The woman drove from Devon to Sunderland and back in a day - canny going.
Its episode 6 on iplayer.
Fair play.
Did Durness to Godalming (700 miles odd) once in the same day.
That was a killer.
Sunderland to Weston Super Mare and back again to pick some relatives up from a failed holiday. Just over 700 miles and only stopped 5 minutes when I got there. As the crow flies I think that gets you into Switzerland.
Was just about to post this.Turns out the "Gold Digger" is from Sunderland with secret past. BBC bigging up the region again.
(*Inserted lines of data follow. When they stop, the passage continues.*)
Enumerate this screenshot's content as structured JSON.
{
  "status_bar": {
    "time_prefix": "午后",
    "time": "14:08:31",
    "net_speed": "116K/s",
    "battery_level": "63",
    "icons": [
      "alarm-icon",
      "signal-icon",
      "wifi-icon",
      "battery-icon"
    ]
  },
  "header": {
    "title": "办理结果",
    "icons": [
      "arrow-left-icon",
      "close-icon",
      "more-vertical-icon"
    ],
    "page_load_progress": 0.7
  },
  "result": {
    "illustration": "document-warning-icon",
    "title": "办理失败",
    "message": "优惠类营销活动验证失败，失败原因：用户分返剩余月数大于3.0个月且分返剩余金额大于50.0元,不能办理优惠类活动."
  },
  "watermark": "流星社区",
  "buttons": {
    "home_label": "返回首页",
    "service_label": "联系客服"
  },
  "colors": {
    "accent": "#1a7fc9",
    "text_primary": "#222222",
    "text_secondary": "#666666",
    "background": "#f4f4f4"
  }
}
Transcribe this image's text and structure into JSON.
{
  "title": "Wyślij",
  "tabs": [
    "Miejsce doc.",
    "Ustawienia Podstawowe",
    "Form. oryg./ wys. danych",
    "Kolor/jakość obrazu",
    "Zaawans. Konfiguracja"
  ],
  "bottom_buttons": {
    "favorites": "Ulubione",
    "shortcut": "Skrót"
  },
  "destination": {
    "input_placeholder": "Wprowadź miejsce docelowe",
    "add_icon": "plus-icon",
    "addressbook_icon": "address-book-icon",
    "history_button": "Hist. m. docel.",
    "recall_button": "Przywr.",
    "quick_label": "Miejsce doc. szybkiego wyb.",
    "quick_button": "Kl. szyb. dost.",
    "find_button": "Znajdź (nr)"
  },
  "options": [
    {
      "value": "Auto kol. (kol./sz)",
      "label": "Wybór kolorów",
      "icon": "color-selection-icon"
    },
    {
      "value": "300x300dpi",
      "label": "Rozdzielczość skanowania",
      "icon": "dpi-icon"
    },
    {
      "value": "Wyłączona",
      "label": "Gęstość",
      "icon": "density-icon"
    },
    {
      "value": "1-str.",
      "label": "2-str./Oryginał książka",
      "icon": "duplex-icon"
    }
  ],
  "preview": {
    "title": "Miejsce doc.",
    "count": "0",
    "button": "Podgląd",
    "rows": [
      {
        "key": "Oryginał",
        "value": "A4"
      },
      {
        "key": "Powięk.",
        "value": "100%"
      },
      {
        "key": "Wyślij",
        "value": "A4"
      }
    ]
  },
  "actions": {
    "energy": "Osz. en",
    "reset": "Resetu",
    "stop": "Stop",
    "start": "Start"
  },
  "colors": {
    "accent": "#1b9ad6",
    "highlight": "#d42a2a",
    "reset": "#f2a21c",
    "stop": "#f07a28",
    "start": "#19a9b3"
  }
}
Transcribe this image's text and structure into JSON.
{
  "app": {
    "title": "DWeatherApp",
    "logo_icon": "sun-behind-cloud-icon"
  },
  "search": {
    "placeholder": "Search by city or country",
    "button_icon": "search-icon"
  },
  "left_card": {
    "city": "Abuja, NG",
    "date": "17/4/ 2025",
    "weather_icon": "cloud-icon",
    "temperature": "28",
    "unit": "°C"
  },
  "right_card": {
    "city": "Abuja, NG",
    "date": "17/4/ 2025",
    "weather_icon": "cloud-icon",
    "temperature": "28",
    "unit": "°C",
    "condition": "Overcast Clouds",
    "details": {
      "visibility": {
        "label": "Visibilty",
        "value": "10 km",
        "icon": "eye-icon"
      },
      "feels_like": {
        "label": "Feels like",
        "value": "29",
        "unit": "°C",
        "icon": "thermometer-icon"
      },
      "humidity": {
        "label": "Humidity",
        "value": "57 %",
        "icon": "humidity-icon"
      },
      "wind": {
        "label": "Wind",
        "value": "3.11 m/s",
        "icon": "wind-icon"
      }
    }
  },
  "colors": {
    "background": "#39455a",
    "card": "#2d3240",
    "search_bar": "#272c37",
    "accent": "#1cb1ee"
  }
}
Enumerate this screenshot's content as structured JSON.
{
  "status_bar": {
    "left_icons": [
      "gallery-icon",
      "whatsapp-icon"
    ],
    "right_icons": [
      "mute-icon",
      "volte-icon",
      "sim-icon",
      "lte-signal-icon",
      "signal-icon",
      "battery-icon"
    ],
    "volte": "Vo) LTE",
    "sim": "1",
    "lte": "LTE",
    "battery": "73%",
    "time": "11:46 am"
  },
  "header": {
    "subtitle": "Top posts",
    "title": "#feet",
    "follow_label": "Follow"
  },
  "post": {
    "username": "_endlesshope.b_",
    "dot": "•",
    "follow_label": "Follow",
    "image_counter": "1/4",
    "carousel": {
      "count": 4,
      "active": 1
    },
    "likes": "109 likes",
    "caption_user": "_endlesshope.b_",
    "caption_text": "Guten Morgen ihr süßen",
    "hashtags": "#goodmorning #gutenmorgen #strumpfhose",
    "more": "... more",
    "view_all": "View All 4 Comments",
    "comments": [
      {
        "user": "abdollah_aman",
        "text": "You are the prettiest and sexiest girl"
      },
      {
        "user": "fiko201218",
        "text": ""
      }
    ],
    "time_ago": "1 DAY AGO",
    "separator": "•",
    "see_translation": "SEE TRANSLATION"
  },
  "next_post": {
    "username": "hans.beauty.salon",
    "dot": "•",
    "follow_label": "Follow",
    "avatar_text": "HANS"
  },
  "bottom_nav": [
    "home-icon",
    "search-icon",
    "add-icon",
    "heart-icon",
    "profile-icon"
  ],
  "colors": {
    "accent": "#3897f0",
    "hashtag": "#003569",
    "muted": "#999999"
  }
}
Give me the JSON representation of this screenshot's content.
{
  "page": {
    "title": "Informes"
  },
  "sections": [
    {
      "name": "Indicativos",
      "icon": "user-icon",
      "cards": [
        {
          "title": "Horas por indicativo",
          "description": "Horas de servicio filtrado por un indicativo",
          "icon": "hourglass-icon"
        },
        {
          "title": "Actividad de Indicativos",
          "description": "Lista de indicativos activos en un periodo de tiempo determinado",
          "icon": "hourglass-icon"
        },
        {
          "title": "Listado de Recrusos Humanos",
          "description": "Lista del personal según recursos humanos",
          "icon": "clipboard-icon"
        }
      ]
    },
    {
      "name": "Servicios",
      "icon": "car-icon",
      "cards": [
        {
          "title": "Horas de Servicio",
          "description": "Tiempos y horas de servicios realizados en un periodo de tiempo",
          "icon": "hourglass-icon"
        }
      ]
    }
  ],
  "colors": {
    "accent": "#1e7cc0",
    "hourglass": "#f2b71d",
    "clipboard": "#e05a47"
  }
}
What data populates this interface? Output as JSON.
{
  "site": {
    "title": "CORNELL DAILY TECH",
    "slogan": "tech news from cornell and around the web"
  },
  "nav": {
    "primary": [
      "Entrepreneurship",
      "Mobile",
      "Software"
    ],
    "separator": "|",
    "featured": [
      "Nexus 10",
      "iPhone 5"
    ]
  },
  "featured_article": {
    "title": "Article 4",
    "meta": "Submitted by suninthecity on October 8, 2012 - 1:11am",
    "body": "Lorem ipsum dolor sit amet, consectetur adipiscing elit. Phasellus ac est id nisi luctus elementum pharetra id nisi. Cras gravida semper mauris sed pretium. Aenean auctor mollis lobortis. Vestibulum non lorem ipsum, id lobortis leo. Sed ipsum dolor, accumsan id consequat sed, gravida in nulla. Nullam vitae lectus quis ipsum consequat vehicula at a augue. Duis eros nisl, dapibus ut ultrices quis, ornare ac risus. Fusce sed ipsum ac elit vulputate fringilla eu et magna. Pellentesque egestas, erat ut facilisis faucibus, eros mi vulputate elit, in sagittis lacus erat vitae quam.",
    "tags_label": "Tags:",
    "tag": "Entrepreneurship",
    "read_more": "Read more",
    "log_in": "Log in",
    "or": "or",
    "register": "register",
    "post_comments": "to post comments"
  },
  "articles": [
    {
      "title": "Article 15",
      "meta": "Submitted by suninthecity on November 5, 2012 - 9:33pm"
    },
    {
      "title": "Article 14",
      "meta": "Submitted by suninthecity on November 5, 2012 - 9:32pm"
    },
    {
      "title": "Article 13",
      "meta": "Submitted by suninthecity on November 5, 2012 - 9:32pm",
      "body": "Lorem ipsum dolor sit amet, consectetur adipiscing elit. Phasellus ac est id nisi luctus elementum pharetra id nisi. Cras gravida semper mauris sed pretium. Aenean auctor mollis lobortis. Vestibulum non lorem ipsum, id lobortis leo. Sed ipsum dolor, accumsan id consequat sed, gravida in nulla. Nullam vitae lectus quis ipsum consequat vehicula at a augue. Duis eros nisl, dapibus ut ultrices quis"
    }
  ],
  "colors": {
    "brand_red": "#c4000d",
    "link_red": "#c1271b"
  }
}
The woman drove from Devon to Sunderland and back in a day - canny going.
Its episode 6 on iplayer.
Impressive efforts everyone, but this goldigger wifey easily beats everyone. She leaves her mid-Devon village at about 9 (on the day before her wedding), gets to Sunderland (by train not car sorry, my mistake), has a drink in a local SAFC adorned pub (supposedly in some old council estate, not sure which), talks to the landlord who knows everyone, finds out her 34 year old "respectable" fiance has a secret past from 17 years ago - as proven by the landlord's conveniently found Echo press cutting, goes to have a coffee, then gets back to Devon that night, ready for her wedding next morning. You have to laugh.
These Sunderland scenes are at the back end of episode 5 on iplayer if you want to see how the town was portrayed. Its not our station in the scenes shown though.
Aside from the silly storyline, it was a reasonable series to watch.